I agree with Cobgoblincave4 that we are hitting a bit of a bump in the road with the accuracy figures for XRP; currently sitting at 75.54% when forecasting price volatility. I am confident though that we will get it up into the 90's like many of the other tokens we cover.
Latest forecast and historical for XRP below as an example.
So how do you improve the accuracy? Do you feed new data or is there any tweak to the algorithm? I believe some coins are just wildly volatile since their fundamental changes quickly like XRP after the SEC case, so it is not surprising if your current model failed to stay within 90% like other coins. People should be aware that this 'prediction' can't correctly express any change in fundamental values if I get your explanation correctly.
Good question. First off it should be noted that such a undesirable dip in accuracy will not cause a kneejerk rection from the team resulting in unnecessary fiddling with the model. So for example something like an undesirable outcome of an SEC court case can tank the price of a token out of nowhere and also catch the ML unawares thus driving its accuracy percentage down. We would simply leave the model to readjust its forecast to the "new normal".
GNY maintains a data warehouse containing all available historical price information for the twelve supported tokens and twenty five of the most popular and predictive chart analysis trading indicators. Our Fabian model is trained and tuned using this historical data.
On the first of each month, Fabian automatically conducts a hyperparameter sweep in order to tune itself and ensure that the model is performing to its maximum capability and efficiency.

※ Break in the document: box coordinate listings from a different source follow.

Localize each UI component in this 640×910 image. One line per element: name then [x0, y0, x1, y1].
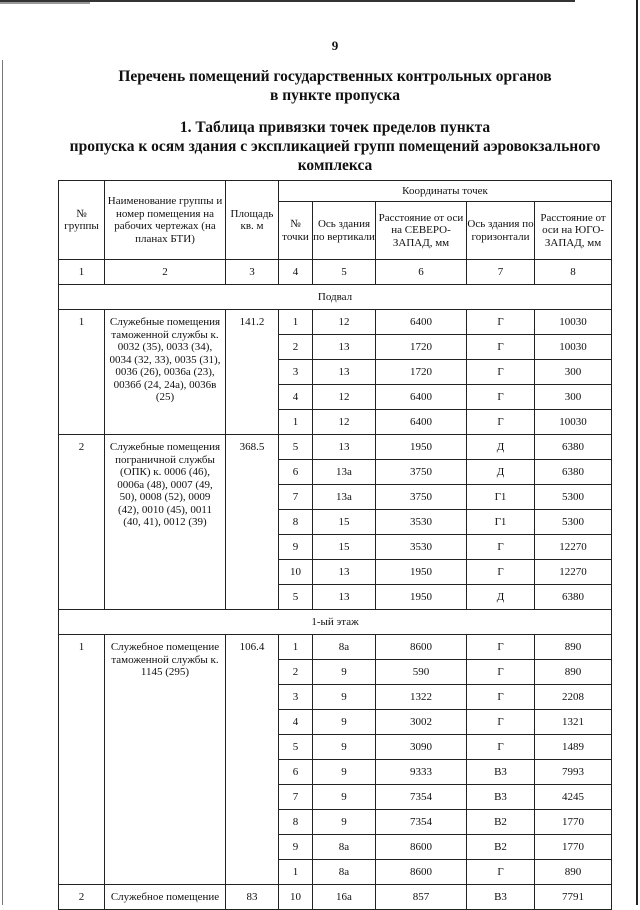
column-number-cell: 6	[376, 260, 467, 285]
distance-southwest-cell: 890	[535, 860, 612, 885]
distance-southwest-cell: 10030	[535, 410, 612, 435]
axis-vertical-cell: 16а	[313, 885, 376, 910]
distance-northwest-cell: 1720	[376, 335, 467, 360]
distance-southwest-cell: 7993	[535, 760, 612, 785]
distance-northwest-cell: 3750	[376, 460, 467, 485]
page-number: 9	[331, 38, 339, 53]
section-header-row	[59, 285, 612, 310]
distance-northwest-cell: 3530	[376, 535, 467, 560]
header-axis-horizontal: Ось здания по горизонтали	[467, 202, 535, 260]
point-number-cell: 6	[279, 460, 313, 485]
axis-horizontal-cell: Г	[467, 660, 535, 685]
header-area: Площадь кв. м	[226, 181, 279, 260]
axis-vertical-cell: 15	[313, 535, 376, 560]
distance-southwest-cell: 2208	[535, 685, 612, 710]
distance-southwest-cell: 300	[535, 360, 612, 385]
distance-northwest-cell: 3750	[376, 485, 467, 510]
axis-horizontal-cell: Д	[467, 435, 535, 460]
point-number-cell: 3	[279, 360, 313, 385]
distance-northwest-cell: 8600	[376, 635, 467, 660]
distance-northwest-cell: 857	[376, 885, 467, 910]
section-label: 1-ый этаж	[59, 610, 612, 635]
group-area-cell: 83	[226, 885, 279, 910]
distance-southwest-cell: 1770	[535, 835, 612, 860]
header-axis-vertical: Ось здания по вертикали	[313, 202, 376, 260]
axis-vertical-cell: 13а	[313, 460, 376, 485]
distance-northwest-cell: 3002	[376, 710, 467, 735]
axis-vertical-cell: 9	[313, 810, 376, 835]
header-distance-southwest: Расстояние от оси на ЮГО-ЗАПАД, мм	[535, 202, 612, 260]
rooms-coordinates-table	[58, 180, 612, 910]
column-number-cell: 2	[105, 260, 226, 285]
distance-northwest-cell: 3530	[376, 510, 467, 535]
distance-northwest-cell: 590	[376, 660, 467, 685]
axis-horizontal-cell: Г	[467, 710, 535, 735]
point-number-cell: 9	[279, 535, 313, 560]
distance-southwest-cell: 7791	[535, 885, 612, 910]
distance-southwest-cell: 890	[535, 635, 612, 660]
group-name-cell: Служебные помещения таможенной службы к. 0032 (35), 0033 (34), 0034 (32, 33), 0035 (31), 0036 (26), 0036а (23), 0036б (24, 24а), 0036в (25)	[105, 310, 226, 435]
axis-vertical-cell: 8а	[313, 635, 376, 660]
header-coordinates: Координаты точек	[279, 181, 612, 202]
group-name-cell: Служебное помещение	[105, 885, 226, 910]
distance-northwest-cell: 6400	[376, 410, 467, 435]
point-number-cell: 5	[279, 735, 313, 760]
table-row	[59, 885, 612, 910]
group-name-cell: Служебное помещение таможенной службы к. 1145 (295)	[105, 635, 226, 885]
point-number-cell: 1	[279, 310, 313, 335]
table-row	[59, 635, 612, 660]
point-number-cell: 9	[279, 835, 313, 860]
distance-southwest-cell: 6380	[535, 460, 612, 485]
axis-vertical-cell: 13а	[313, 485, 376, 510]
distance-southwest-cell: 10030	[535, 310, 612, 335]
point-number-cell: 5	[279, 585, 313, 610]
distance-northwest-cell: 8600	[376, 835, 467, 860]
axis-vertical-cell: 13	[313, 435, 376, 460]
axis-vertical-cell: 8а	[313, 860, 376, 885]
group-area-cell: 368.5	[226, 435, 279, 610]
point-number-cell: 8	[279, 510, 313, 535]
axis-vertical-cell: 15	[313, 510, 376, 535]
distance-southwest-cell: 1321	[535, 710, 612, 735]
group-area-cell: 106.4	[226, 635, 279, 885]
distance-northwest-cell: 1720	[376, 360, 467, 385]
point-number-cell: 1	[279, 860, 313, 885]
distance-southwest-cell: 1770	[535, 810, 612, 835]
axis-horizontal-cell: Г	[467, 535, 535, 560]
axis-horizontal-cell: Г	[467, 685, 535, 710]
group-number-cell: 2	[59, 885, 105, 910]
point-number-cell: 7	[279, 785, 313, 810]
axis-horizontal-cell: Г	[467, 635, 535, 660]
column-number-cell: 3	[226, 260, 279, 285]
axis-vertical-cell: 9	[313, 660, 376, 685]
axis-horizontal-cell: Д	[467, 460, 535, 485]
point-number-cell: 2	[279, 660, 313, 685]
table-title-line: 1. Таблица привязки точек пределов пункта	[179, 119, 491, 136]
group-number-cell: 2	[59, 435, 105, 610]
axis-horizontal-cell: В3	[467, 760, 535, 785]
distance-northwest-cell: 1950	[376, 435, 467, 460]
table-row	[59, 435, 612, 460]
distance-northwest-cell: 8600	[376, 860, 467, 885]
distance-southwest-cell: 6380	[535, 435, 612, 460]
axis-horizontal-cell: В3	[467, 785, 535, 810]
group-name-cell: Служебные помещения пограничной службы (ОПК) к. 0006 (46), 0006а (48), 0007 (49, 50), 0008 (52), 0009 (42), 0010 (45), 0011 (40, 41), 0012 (39)	[105, 435, 226, 610]
header-name: Наименование группы и номер помещения на рабочих чертежах (на планах БТИ)	[105, 181, 226, 260]
axis-vertical-cell: 9	[313, 710, 376, 735]
document-title	[0, 67, 640, 105]
axis-horizontal-cell: Г	[467, 560, 535, 585]
table-title-line: пропуска к осям здания с экспликацией групп помещений аэровокзального	[69, 138, 601, 155]
column-number-cell: 5	[313, 260, 376, 285]
axis-horizontal-cell: Г	[467, 385, 535, 410]
point-number-cell: 3	[279, 685, 313, 710]
point-number-cell: 4	[279, 385, 313, 410]
axis-vertical-cell: 8а	[313, 835, 376, 860]
axis-vertical-cell: 9	[313, 760, 376, 785]
point-number-cell: 6	[279, 760, 313, 785]
point-number-cell: 1	[279, 410, 313, 435]
group-area-cell: 141.2	[226, 310, 279, 435]
axis-horizontal-cell: Г	[467, 735, 535, 760]
axis-vertical-cell: 9	[313, 735, 376, 760]
axis-horizontal-cell: Г	[467, 360, 535, 385]
document-title-line: Перечень помещений государственных контрольных органов	[118, 68, 552, 85]
distance-southwest-cell: 5300	[535, 485, 612, 510]
distance-southwest-cell: 12270	[535, 560, 612, 585]
table-row	[59, 310, 612, 335]
distance-southwest-cell: 4245	[535, 785, 612, 810]
table-title-line: комплекса	[297, 157, 373, 174]
distance-northwest-cell: 9333	[376, 760, 467, 785]
axis-horizontal-cell: Д	[467, 585, 535, 610]
axis-horizontal-cell: Г	[467, 860, 535, 885]
column-number-cell: 8	[535, 260, 612, 285]
group-number-cell: 1	[59, 635, 105, 885]
column-number-cell: 4	[279, 260, 313, 285]
scan-artifact-top	[0, 2, 90, 4]
point-number-cell: 2	[279, 335, 313, 360]
axis-vertical-cell: 9	[313, 685, 376, 710]
point-number-cell: 10	[279, 560, 313, 585]
axis-vertical-cell: 13	[313, 360, 376, 385]
table-body	[59, 285, 612, 910]
section-header-row	[59, 610, 612, 635]
axis-vertical-cell: 12	[313, 310, 376, 335]
distance-northwest-cell: 1950	[376, 585, 467, 610]
axis-vertical-cell: 12	[313, 410, 376, 435]
section-label: Подвал	[59, 285, 612, 310]
point-number-cell: 8	[279, 810, 313, 835]
distance-northwest-cell: 7354	[376, 810, 467, 835]
distance-northwest-cell: 1950	[376, 560, 467, 585]
axis-horizontal-cell: Г1	[467, 485, 535, 510]
scan-artifact-left-edge	[2, 60, 3, 905]
axis-vertical-cell: 12	[313, 385, 376, 410]
distance-southwest-cell: 10030	[535, 335, 612, 360]
axis-vertical-cell: 13	[313, 335, 376, 360]
header-point-no: № точки	[279, 202, 313, 260]
point-number-cell: 7	[279, 485, 313, 510]
distance-northwest-cell: 3090	[376, 735, 467, 760]
group-number-cell: 1	[59, 310, 105, 435]
axis-vertical-cell: 13	[313, 560, 376, 585]
axis-horizontal-cell: Г	[467, 310, 535, 335]
distance-southwest-cell: 5300	[535, 510, 612, 535]
axis-vertical-cell: 13	[313, 585, 376, 610]
axis-horizontal-cell: В3	[467, 885, 535, 910]
column-number-cell: 7	[467, 260, 535, 285]
distance-southwest-cell: 890	[535, 660, 612, 685]
axis-horizontal-cell: Г	[467, 410, 535, 435]
point-number-cell: 5	[279, 435, 313, 460]
table-title	[0, 118, 640, 175]
distance-southwest-cell: 6380	[535, 585, 612, 610]
distance-northwest-cell: 7354	[376, 785, 467, 810]
header-distance-northwest: Расстояние от оси на СЕВЕРО-ЗАПАД, мм	[376, 202, 467, 260]
document-title-line: в пункте пропуска	[270, 87, 400, 104]
axis-horizontal-cell: Г1	[467, 510, 535, 535]
distance-southwest-cell: 300	[535, 385, 612, 410]
distance-southwest-cell: 12270	[535, 535, 612, 560]
column-numbers-row	[59, 260, 612, 285]
distance-northwest-cell: 6400	[376, 310, 467, 335]
axis-horizontal-cell: Г	[467, 335, 535, 360]
axis-horizontal-cell: В2	[467, 835, 535, 860]
column-number-cell: 1	[59, 260, 105, 285]
point-number-cell: 10	[279, 885, 313, 910]
distance-northwest-cell: 6400	[376, 385, 467, 410]
header-group-no: № группы	[59, 181, 105, 260]
point-number-cell: 4	[279, 710, 313, 735]
axis-horizontal-cell: В2	[467, 810, 535, 835]
distance-southwest-cell: 1489	[535, 735, 612, 760]
axis-vertical-cell: 9	[313, 785, 376, 810]
distance-northwest-cell: 1322	[376, 685, 467, 710]
point-number-cell: 1	[279, 635, 313, 660]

Compared to the previous machine learning model, Fabian utilises more data points and those data points that it uses have greater granularity. For example, the original model used 1 day candles and indicators whereas Fabian uses 6 hour candles and indicators. This allows Fabian to be more responsive to predicting the likelihood of short term volatility and relative value changes. We are continually adding to this curated pool of data points and we believe this can lead to more accuracy and further-looking forecasts.